高校的人莫名地喜欢KTV,丁常务在众人恭维下正在向天再借五百年。
大家已经各有小团体地坐成几堆,有给领导捧狗腿地,也有专心嗑瓜子聊天的。而林栀在办公室一直都是躺平不上进的形象,突然前途光明,大家对她的好奇不少。

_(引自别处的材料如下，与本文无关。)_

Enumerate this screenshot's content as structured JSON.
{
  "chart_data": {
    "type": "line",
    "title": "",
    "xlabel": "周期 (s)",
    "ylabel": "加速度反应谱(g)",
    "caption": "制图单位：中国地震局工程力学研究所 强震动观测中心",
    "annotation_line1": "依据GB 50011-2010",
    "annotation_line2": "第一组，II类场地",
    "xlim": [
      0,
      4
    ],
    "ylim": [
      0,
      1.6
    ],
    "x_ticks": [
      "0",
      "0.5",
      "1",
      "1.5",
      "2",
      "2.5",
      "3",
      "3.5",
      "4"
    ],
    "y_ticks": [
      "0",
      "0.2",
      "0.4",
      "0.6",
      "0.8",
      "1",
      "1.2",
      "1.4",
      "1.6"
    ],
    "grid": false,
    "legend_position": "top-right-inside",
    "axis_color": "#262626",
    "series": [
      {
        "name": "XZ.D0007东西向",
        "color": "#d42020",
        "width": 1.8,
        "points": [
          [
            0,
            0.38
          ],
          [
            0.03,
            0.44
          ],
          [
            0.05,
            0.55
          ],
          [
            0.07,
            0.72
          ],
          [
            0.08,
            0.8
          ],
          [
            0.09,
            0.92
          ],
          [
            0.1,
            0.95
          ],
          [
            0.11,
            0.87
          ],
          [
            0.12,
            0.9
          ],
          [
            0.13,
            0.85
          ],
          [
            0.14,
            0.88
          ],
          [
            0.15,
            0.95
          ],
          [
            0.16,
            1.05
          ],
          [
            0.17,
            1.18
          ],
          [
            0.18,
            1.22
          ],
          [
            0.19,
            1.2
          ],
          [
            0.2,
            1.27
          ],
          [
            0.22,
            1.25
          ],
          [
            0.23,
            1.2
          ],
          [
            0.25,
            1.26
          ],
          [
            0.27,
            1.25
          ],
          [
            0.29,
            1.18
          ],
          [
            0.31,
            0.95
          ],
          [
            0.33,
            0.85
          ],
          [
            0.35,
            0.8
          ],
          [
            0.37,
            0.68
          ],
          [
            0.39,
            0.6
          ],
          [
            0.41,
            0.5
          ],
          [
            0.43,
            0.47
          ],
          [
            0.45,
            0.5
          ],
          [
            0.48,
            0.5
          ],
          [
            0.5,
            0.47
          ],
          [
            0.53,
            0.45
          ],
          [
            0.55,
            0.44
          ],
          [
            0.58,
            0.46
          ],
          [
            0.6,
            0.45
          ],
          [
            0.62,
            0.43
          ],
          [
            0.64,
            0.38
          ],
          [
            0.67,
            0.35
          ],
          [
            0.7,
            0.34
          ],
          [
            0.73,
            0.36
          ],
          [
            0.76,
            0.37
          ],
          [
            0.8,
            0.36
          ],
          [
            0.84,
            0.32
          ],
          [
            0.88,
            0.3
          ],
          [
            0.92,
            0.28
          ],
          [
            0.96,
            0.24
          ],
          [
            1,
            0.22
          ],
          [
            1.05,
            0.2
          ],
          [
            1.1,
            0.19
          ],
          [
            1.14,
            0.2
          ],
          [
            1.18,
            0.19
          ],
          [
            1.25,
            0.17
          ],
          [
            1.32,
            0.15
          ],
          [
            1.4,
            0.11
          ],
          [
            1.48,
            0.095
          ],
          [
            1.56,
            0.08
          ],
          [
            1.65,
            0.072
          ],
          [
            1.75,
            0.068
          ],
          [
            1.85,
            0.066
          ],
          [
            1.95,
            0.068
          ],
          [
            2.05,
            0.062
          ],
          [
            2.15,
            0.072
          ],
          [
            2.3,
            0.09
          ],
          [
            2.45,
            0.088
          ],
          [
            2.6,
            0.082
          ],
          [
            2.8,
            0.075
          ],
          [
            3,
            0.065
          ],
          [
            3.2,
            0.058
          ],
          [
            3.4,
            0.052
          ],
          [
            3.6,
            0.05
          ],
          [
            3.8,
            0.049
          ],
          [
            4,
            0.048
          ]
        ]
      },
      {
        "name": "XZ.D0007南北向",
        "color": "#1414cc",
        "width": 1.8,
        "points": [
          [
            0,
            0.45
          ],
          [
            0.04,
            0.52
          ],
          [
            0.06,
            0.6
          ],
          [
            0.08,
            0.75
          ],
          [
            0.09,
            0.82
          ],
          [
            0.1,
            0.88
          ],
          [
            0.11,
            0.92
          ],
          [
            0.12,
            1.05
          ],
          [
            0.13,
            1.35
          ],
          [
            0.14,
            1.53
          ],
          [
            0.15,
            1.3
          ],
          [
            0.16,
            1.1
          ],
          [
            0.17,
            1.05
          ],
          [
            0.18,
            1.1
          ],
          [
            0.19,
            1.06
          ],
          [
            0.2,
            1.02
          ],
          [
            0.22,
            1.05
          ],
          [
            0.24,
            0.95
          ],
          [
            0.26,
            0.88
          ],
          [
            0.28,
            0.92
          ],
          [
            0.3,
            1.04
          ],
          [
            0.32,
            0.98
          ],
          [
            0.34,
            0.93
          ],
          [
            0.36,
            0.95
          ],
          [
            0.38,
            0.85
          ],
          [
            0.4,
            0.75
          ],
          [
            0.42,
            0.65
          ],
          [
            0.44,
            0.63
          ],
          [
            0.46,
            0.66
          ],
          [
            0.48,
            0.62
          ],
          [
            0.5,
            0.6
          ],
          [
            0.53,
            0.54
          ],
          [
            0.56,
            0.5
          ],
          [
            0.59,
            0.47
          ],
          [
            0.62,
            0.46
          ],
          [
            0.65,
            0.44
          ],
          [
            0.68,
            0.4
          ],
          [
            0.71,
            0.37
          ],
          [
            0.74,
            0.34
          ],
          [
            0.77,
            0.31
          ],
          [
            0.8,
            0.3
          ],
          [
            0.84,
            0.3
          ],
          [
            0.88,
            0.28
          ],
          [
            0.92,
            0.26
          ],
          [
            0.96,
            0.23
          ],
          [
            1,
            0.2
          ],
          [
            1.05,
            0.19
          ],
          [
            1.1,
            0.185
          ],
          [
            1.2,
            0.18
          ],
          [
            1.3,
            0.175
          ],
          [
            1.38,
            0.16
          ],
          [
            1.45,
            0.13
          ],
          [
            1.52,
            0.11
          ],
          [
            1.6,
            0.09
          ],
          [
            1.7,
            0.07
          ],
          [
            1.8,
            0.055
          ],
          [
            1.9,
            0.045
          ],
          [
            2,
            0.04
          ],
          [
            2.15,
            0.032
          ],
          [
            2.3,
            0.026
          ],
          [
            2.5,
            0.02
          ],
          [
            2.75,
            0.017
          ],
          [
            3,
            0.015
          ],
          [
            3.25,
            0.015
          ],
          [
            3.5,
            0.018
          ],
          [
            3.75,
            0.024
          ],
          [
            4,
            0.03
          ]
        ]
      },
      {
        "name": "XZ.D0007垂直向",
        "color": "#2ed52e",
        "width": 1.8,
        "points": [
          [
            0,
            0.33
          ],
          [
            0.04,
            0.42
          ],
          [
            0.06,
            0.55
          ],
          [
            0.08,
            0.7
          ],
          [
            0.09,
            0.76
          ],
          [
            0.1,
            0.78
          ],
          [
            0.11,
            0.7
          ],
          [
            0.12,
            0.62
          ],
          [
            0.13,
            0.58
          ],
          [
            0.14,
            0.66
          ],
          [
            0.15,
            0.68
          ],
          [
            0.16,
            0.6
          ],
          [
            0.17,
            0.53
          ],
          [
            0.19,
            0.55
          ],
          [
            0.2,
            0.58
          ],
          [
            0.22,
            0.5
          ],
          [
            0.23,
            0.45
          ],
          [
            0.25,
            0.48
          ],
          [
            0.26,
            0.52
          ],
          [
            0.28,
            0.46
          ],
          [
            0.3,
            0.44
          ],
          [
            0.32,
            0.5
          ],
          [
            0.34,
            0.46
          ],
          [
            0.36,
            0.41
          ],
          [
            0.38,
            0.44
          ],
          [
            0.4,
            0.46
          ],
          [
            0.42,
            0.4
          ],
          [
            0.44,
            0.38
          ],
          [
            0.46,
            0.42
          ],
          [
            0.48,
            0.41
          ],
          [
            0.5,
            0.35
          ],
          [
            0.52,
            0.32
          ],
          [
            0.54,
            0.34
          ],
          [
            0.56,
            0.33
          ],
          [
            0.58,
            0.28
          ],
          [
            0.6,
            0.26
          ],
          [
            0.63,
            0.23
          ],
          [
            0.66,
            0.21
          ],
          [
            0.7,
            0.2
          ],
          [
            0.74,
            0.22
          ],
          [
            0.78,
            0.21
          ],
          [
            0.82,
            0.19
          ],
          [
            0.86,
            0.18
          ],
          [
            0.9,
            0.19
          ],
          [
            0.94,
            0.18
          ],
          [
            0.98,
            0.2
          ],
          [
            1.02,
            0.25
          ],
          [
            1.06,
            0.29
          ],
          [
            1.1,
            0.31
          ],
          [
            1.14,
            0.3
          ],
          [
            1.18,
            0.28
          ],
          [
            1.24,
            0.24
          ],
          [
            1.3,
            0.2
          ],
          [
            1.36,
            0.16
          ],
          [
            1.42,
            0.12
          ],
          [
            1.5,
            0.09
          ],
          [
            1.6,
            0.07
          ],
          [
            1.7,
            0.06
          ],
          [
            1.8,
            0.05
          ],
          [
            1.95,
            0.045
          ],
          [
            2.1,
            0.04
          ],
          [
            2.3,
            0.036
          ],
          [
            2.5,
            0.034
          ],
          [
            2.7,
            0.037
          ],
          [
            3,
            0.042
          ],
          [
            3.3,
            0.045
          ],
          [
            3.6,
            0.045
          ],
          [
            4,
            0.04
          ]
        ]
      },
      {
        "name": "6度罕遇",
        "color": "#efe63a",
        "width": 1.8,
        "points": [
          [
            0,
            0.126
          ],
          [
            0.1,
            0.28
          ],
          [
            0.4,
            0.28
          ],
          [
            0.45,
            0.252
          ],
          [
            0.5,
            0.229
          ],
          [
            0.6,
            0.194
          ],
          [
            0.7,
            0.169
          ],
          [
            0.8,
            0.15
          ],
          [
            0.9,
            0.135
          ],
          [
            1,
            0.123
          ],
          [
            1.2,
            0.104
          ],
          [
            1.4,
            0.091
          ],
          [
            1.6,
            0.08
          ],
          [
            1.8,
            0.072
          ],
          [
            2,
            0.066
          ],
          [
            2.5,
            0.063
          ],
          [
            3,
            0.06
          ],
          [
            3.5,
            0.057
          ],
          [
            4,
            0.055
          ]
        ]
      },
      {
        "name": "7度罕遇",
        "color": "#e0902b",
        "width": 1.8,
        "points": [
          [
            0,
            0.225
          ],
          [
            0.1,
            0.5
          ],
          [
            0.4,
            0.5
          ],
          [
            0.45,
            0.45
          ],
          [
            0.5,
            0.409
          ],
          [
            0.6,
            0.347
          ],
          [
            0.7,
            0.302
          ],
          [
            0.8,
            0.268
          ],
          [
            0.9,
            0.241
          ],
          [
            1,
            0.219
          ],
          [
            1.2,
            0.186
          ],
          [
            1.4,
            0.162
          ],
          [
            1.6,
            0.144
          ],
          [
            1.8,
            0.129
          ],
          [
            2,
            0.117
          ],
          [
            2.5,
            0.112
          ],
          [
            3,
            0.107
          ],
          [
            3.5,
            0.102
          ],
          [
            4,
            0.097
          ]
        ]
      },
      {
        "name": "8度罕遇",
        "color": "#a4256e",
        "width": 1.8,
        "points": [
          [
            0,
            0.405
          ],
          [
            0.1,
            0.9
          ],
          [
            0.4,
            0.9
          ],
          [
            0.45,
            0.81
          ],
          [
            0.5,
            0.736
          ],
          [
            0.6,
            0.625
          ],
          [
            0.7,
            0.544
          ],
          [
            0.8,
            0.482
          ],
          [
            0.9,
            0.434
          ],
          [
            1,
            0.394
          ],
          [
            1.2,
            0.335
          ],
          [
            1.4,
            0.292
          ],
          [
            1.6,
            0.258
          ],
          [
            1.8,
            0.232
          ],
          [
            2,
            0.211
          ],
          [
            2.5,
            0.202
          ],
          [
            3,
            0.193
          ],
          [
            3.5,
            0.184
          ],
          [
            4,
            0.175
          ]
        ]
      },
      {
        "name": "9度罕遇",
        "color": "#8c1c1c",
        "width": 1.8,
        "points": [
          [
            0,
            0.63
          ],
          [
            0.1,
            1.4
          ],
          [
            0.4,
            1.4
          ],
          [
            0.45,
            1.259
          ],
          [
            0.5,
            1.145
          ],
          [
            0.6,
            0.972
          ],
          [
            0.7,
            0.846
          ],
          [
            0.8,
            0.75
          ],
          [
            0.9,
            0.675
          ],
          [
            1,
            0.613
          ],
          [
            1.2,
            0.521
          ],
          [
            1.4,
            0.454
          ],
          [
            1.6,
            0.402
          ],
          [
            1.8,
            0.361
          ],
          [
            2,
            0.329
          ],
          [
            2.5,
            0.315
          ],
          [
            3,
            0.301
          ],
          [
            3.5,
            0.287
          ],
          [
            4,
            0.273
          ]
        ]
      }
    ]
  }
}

此时喧嚣,林栀在校工会的后台正在唱歌,正适合众人八卦深入聊聊。
“家里都是搞学术的就是不一样,你家公婆真是开明,居然还给你出国。”
“你读完差不多三十出头了吧。”
“你老公这不抓紧让你生个孩子把你绑在身边,免得外面花花世界把你拐了。”
结婚后的人,即便是女老师,话题逃不过的婆媳小孩。